FETÖ’cülerden her türlü hareketin beklendiğini ama halka silah doğrultabileceklerinin kimsenin aklına gelmediğini ifade eden Balatekin, şu değerlendirmelerde bulundu:
“15 Temmuz Şehitler Köprüsü’ne gittiğimizde olanları gördük. Bu ateşi açacaklarını beklemiyordum. Bir silahlı kuvvetler mensubuydum. 105 milimetrelik Leopard tankının namlusunu kendi halkına çevirecek kadar hain oldukları aklımıza gelmezdi. Bu silah ancak bir savaşta tanka veya betonla korunan yerlere karşı kullanılır. 15 Temmuz bu milletin kurtuluş savaşıdır. Bu milletin üzerinde emelleri olan hainlerin ve onların uşaklarına ders verdiği gündür.”
“Mağdurların haklarını almalarına FETÖ’cüler engel oldu”
Balatekin, 28 Şubat’ta mağdur olanların zararlarını karşılanması adına adımlar atıldığını, fakat bunların yeterli ve istenen düzeyde gerçekleşmediğini dile getirdi.

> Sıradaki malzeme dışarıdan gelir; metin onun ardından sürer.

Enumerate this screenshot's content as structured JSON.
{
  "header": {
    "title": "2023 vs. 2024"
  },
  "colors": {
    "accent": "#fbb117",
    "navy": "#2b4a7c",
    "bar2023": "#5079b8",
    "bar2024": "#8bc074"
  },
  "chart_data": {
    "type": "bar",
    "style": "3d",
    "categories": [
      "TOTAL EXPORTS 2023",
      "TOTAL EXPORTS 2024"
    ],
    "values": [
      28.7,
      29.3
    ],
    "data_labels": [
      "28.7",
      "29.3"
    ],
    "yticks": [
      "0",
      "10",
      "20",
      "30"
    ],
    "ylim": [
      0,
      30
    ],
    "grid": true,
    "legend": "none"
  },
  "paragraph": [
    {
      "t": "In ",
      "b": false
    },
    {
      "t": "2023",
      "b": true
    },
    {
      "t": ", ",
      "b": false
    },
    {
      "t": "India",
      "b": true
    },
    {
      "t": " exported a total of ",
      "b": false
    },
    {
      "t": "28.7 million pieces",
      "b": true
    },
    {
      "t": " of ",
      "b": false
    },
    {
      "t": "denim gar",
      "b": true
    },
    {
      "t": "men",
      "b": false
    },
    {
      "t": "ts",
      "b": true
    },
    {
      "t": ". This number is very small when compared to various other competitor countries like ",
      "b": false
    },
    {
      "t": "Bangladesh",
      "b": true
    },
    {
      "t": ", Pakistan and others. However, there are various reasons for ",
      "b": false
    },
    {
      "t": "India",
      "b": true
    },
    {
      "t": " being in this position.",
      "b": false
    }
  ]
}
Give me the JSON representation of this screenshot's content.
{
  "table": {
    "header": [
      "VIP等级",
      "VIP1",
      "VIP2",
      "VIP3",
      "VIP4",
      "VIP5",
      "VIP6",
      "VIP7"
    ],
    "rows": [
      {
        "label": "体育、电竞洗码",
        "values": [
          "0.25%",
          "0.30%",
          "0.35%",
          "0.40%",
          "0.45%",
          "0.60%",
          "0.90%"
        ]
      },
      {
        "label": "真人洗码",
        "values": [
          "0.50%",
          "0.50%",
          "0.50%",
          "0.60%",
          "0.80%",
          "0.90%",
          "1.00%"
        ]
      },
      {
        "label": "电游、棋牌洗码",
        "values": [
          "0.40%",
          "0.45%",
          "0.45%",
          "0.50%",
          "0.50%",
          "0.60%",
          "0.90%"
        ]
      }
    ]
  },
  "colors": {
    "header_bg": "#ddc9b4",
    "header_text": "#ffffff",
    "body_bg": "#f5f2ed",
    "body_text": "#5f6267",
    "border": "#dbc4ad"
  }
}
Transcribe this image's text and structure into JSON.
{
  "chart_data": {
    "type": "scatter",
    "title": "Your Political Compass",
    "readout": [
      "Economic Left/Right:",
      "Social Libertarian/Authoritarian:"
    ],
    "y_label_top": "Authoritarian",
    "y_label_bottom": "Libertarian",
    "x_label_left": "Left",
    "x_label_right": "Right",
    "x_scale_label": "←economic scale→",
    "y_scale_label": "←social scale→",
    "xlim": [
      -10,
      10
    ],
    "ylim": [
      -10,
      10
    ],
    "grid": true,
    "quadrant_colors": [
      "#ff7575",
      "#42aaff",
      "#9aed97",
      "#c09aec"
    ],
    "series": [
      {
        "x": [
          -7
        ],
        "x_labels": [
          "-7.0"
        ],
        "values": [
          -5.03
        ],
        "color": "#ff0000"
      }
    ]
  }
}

Ordudan atılanlara, kendi devrelerinin durumuna göre, emeklilik veya işe dönüş gibi haklar tanındığını aktaran Balatekin, şunları anlattı:
“Çalışma hakkı silahlı kuvvetlerde değil. Bakın, geriye dönüş yok. Nerede? Devletin başka kurumlarında, hiç alakası olmayan yerlerde, fakat emsaliyle aynı haklarla. Ben şu anda Marmara Üniversitesi’nde devam ediyorum. Kıdemli albay statüsünde olan arkadaşımla aynı mali ve özlük haklarına sahibim. Bu şekilde bir iade oldu. Kimlikler ve silahlar verildi. Kimlikler de atıldığınız rütbeden verildi. Şu an emekli yüzbaşı görünüyorum ama kıdemli albay statüsünde devam ediyorum. Burada bürokratik direnme var. Ergenekon ve Balyoz’dan beraat edenler silahlı kuvvetlere geri döndü. Yüksek tazminat bedelleri verildi. Dönenlerin bazıları silahlı kuvvetlerde devam ediyor. General olanlar var. Bize bunların hiçbiri 2011’de verilmedi. FETÖ’cüler vardı. Eminim ki bunlar bizi çok iyi bildiklerinden yapabilecekleri sonraki eylemlerde bizlerle tekrar karşı karşıya gelmemek adına o grup büyük bir bürokratik direnç gösterdi. Halbuki dönebilirdik. Çok kısa sürede adapte olurduk. Geriye dönük tazminat da ödenmedi.”
Balatekin, üçlü kararnameyle atılanlarla alakalı da çalışmalar yaptıklarını anlatarak, bu sorunun da üstesinden gelineceğini umut ettiklerini söyledi.